Both banks and corporations increasingly rely on stablecoins for:

  • Remittances
  • Corporate treasury management
  • Cross-border payments
  • Automated settlement
  • AI-driven financial systems

As the United States, European Union and the United Kingdom advance their regulatory frameworks for stablecoins, demand for privacy-enabled settlement layers will grow. Stablecoin payments require confidentiality to protect users, corporations and financial institutions. Without private settlement layers, broad institutional adoption cannot occur.

Programmable privacy fills this gap by enabling compliant confidentiality without sacrificing public-chain transparency.

The Impact of Real-World Assets and Central Bank Pilots

Real-world asset tokenization is expected to reshape global finance. Assets such as bonds, real estate, carbon credits, commodities and treasury products are already moving on-chain. These RWA programs cannot scale without secure and private data layers.

Central bank pilots also require programmable privacy.
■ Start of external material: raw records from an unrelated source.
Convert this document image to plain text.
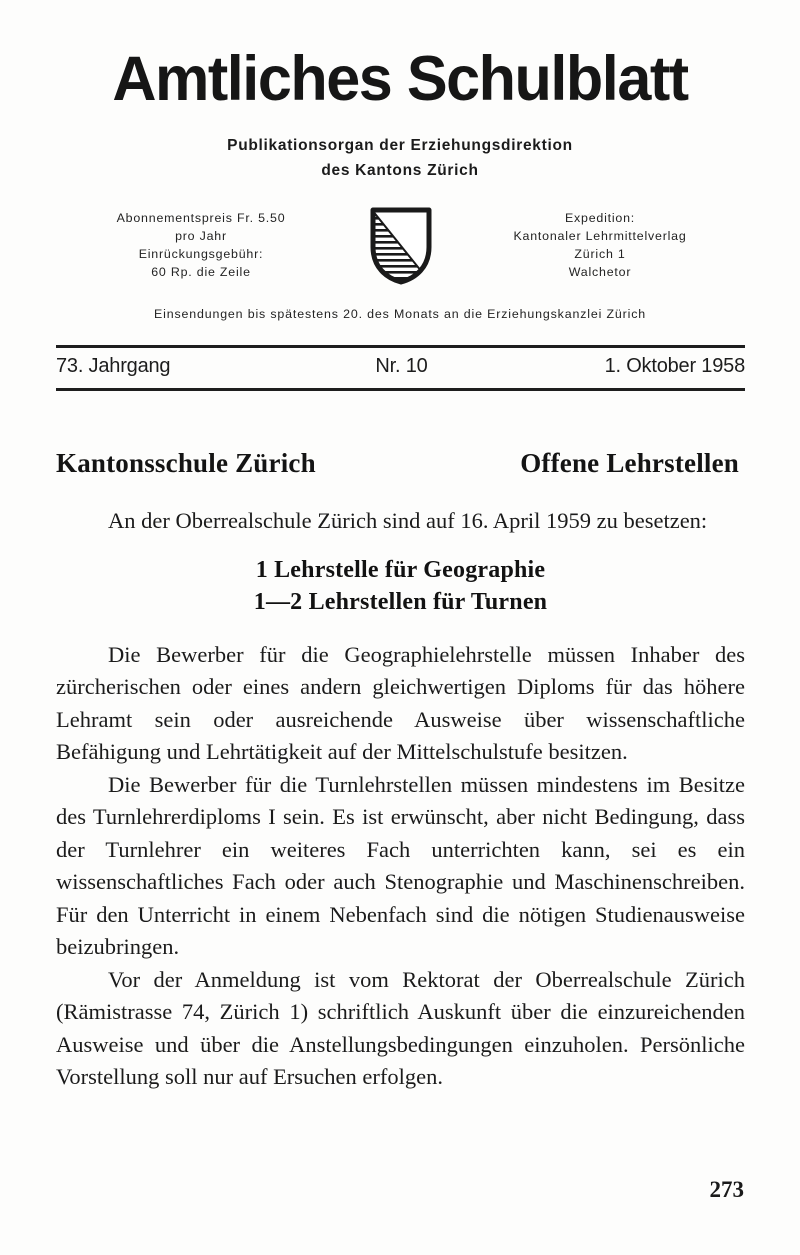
Amtliches Schulblatt
Publikationsorgan der Erziehungsdirektion
des Kantons Zürich
Abonnementspreis Fr. 5.50
pro Jahr
Einrückungsgebühr:
60 Rp. die Zeile
Expedition:
Kantonaler Lehrmittelverlag
Zürich 1
Walchetor
Einsendungen bis spätestens 20. des Monats an die Erziehungskanzlei Zürich
73. Jahrgang	Nr. 10	1. Oktober 1958
Kantonsschule Zürich	Offene Lehrstellen

An der Oberrealschule Zürich sind auf 16. April 1959 zu besetzen:

1 Lehrstelle für Geographie
1—2 Lehrstellen für Turnen

Die Bewerber für die Geographielehrstelle müssen Inhaber des zürcherischen oder eines andern gleichwertigen Diploms für das höhere Lehramt sein oder ausreichende Ausweise über wissenschaftliche Befähigung und Lehrtätigkeit auf der Mittelschulstufe besitzen.

Die Bewerber für die Turnlehrstellen müssen mindestens im Besitze des Turnlehrerdiploms I sein. Es ist erwünscht, aber nicht Bedingung, dass der Turnlehrer ein weiteres Fach unterrichten kann, sei es ein wissenschaftliches Fach oder auch Stenographie und Maschinenschreiben. Für den Unterricht in einem Nebenfach sind die nötigen Studienausweise beizubringen.

Vor der Anmeldung ist vom Rektorat der Oberrealschule Zürich (Rämistrasse 74, Zürich 1) schriftlich Auskunft über die einzureichenden Ausweise und über die Anstellungsbedingungen einzuholen. Persönliche Vorstellung soll nur auf Ersuchen erfolgen.

273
No central bank can issue digital currency on open public chains without privacy controls. The same applies to international settlement platforms such as cross-border CBDC networks.

Lavi suggests that these real-world use cases will ultimately force institutions to adopt public blockchain technologies. The scale, efficiency and interoperability of public chains far exceed private networks, making them the logical infrastructure for global financial systems.

The next major transformation of blockchain technology is approaching. According to COTI CFO Yair Lavi, institutions will begin adopting public blockchains in significant numbers starting in 2026. This shift demands a new category of privacy infrastructure capable of meeting enterprise requirements for compliance, selective disclosure and encrypted computation.

Programmable privacy will become a foundational layer as organizations transition from private silos to global blockchain ecosystems. With stablecoins expanding rapidly, real-world asset programs gaining traction, and central bank pilots increasing in number, the conditions are aligning for the most substantial migration in blockchain history.

Institutions will require universal privacy infrastructure that functions across Ethereum, Solana, Cardano and other major chains. Garbled-circuit technology and encrypted AI workloads will play central roles in enabling this transition.

As the industry prepares for this next phase, the importance of privacy, compliance, cross-chain interoperability and AI-driven computation will shape the blockchain landscape for years to come.